LA DATA

10 luglio 1976

Il volto bendato dalle garze, da cui spuntano gli occhi semichiusi di una bambina. Lei è la piccola Michela Sanno, l’immagine simbolo della tragedia di Seveso il più grave disastro ambientale mai accaduto in Italia, il dodicesimo nel mondo.

Alle 12.30 del 10 luglio 1976, dallo stabilimento dell’Icmesa, una fabbrica di componenti per diserbanti della multinazionale svizzera Givaudan, situata a Meda, un comune della Brianza, si sprigionò una nube tossica di diossina TCDD che si diffuse in una vasta area limitrofa, in particolare nel comune di Seveso. Il disastro ebbe una tale risonanza pubblica, che portò all’emissione della direttiva europea 82/501/CEE, nota come Direttiva Seveso, che impone agli stati membri di dotarsi di una politica comune in materia di prevenzione dei grandi rischi industriali. In Italia è stata recepita solo sei anni dopo, con il DPR 175/1988.

Fu l’avaria del sistema di controllo di un reattore chimico per la produzione del triclorofenolo a provocare la fuoriuscita di una nube della più pericolosa tra le diossine, che colpì i comuni di Seveso, Meda, Desio e Cesano Maderno. Purtroppo non fu subito chiaro cosa stesse succedendo, le persone che vivevano nell’area colpita dalla nube avvertivano «bruciore agli occhi e uno strano odore acre nell’aria», avrebbero detto i testimoni. L’azienda non dette nessun allarme, né fu avviata l’evacuazione della popolazione a rischio. La notizia uscì sulla cronaca locale del quotidiano Il Giorno solo il 17 luglio, a distanza di una settimana dell’evento, mentre l’azienda attese due giorni prima di scrivere all’autorità sanitaria e rendere noto l’accaduto, il 12 luglio. Un’eternità. Un ritardo colpevole che rese impossibile mettere in sicurezza in tempo persone, animali, abitazioni.

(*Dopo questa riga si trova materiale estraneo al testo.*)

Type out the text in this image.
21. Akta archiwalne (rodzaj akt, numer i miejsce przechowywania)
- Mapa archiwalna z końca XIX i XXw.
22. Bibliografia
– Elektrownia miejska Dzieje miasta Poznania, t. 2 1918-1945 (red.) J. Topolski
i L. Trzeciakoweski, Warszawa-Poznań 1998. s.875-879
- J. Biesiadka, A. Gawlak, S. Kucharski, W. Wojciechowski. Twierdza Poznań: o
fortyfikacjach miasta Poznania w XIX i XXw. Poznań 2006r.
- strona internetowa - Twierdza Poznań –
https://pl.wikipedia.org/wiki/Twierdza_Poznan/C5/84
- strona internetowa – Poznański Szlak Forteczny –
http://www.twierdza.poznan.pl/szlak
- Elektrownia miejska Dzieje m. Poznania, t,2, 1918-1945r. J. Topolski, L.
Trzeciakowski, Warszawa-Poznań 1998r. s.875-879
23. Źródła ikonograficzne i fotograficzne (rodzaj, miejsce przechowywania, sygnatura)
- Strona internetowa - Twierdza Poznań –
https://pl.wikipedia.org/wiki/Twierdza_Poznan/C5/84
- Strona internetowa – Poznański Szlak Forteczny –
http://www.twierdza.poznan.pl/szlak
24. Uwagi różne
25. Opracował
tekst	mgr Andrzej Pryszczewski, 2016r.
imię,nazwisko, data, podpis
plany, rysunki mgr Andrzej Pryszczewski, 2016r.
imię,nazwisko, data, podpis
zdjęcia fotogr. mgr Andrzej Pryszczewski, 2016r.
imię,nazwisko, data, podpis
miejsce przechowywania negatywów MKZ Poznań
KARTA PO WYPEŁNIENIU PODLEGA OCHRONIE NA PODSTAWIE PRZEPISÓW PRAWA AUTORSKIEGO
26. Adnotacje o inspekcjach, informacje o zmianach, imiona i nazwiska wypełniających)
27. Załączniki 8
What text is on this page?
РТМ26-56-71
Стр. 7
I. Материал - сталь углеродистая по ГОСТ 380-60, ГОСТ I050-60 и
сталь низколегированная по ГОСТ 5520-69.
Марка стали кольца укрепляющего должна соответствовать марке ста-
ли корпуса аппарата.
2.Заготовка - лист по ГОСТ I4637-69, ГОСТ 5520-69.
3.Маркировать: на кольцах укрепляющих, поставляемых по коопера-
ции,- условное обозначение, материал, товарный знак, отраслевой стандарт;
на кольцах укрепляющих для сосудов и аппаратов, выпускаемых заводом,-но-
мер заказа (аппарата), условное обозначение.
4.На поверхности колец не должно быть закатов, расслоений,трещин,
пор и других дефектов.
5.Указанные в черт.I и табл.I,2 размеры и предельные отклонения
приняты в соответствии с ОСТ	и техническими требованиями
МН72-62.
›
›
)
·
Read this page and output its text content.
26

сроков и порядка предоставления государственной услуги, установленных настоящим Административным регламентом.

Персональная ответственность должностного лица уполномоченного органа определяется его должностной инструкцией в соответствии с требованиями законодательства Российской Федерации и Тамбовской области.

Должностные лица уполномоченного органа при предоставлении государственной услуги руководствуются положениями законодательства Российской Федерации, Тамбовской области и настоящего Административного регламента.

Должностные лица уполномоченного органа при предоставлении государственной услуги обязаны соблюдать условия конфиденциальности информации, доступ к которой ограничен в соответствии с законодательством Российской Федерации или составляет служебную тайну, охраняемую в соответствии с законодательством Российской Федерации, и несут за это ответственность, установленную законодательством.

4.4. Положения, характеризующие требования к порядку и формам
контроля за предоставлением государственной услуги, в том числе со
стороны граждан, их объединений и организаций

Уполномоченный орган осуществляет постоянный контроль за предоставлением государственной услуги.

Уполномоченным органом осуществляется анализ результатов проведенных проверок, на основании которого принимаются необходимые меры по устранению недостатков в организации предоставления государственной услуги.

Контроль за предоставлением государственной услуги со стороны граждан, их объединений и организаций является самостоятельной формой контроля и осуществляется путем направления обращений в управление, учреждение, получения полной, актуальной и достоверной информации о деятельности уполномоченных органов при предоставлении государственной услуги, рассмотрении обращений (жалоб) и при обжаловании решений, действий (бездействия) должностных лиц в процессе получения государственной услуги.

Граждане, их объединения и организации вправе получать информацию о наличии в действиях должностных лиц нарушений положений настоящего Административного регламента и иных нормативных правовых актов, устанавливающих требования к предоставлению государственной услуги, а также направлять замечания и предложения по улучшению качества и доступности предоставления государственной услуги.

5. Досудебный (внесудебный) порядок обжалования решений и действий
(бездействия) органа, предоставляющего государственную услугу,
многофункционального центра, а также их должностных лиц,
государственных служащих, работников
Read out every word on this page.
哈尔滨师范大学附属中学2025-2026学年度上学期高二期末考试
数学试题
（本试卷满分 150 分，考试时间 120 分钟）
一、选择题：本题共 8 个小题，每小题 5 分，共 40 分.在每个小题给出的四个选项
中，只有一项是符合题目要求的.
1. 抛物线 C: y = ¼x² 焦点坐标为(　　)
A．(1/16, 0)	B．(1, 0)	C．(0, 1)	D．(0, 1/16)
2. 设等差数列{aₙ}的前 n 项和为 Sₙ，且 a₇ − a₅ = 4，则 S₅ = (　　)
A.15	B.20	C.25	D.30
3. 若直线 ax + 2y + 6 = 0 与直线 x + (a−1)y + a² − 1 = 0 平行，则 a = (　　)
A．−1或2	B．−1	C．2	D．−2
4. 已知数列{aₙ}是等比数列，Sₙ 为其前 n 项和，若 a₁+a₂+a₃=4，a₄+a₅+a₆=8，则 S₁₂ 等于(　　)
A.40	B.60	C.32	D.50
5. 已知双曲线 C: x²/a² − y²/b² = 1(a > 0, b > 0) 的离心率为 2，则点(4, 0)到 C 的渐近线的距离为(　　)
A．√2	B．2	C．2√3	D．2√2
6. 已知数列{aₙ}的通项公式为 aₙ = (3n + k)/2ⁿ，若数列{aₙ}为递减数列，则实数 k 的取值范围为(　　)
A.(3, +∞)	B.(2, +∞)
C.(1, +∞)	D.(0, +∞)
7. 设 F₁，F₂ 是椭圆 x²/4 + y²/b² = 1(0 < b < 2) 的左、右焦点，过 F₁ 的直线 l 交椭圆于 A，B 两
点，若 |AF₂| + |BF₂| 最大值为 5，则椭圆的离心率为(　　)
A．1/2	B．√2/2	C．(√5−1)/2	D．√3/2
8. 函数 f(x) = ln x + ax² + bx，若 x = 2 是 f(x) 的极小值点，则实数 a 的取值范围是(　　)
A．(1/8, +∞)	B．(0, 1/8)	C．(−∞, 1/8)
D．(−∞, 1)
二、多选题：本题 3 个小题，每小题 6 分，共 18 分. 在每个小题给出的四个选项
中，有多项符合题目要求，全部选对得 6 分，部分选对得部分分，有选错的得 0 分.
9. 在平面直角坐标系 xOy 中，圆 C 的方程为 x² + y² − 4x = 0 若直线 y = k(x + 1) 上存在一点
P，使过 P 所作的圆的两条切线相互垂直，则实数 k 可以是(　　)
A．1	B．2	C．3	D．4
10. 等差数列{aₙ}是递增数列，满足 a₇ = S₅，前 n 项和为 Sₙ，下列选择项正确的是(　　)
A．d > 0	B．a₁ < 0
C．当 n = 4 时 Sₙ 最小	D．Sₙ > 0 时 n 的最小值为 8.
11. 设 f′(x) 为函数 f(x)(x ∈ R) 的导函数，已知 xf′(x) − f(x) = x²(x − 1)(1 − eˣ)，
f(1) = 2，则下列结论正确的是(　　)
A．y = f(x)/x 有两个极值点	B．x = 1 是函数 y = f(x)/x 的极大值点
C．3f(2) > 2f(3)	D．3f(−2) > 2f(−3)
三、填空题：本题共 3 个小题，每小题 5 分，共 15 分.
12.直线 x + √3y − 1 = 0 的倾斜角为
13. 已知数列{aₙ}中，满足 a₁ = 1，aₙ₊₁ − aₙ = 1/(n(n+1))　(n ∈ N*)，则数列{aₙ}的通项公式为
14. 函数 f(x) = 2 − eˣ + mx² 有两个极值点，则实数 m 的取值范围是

Il comune di Seveso fu suddiviso in zone, vennero demolite le case in quella più contaminata, furono evacuate 700 persone. Tuttavia, i giorni passati senza porre rimedio a quanto era accaduto resero impossibile limitare il danno. La gente poté rientrare nelle proprie abitazioni solo un anno e mezzo dopo, mentre 41 famiglie rimasero senza casa perché le proprie erano state demolite, in circa 250 furono colpiti da una grave dermatosi provocata dall’esposizione al cloro, detta cloracne. Tra di loro moltissimi bambini. Intanto, vegetali e piante nella zona maggiormente colpita dalla nube cominciarono a seccare rapidamente, così come gli animali contaminati cominciavano a morire o dovevano essere abbattuti.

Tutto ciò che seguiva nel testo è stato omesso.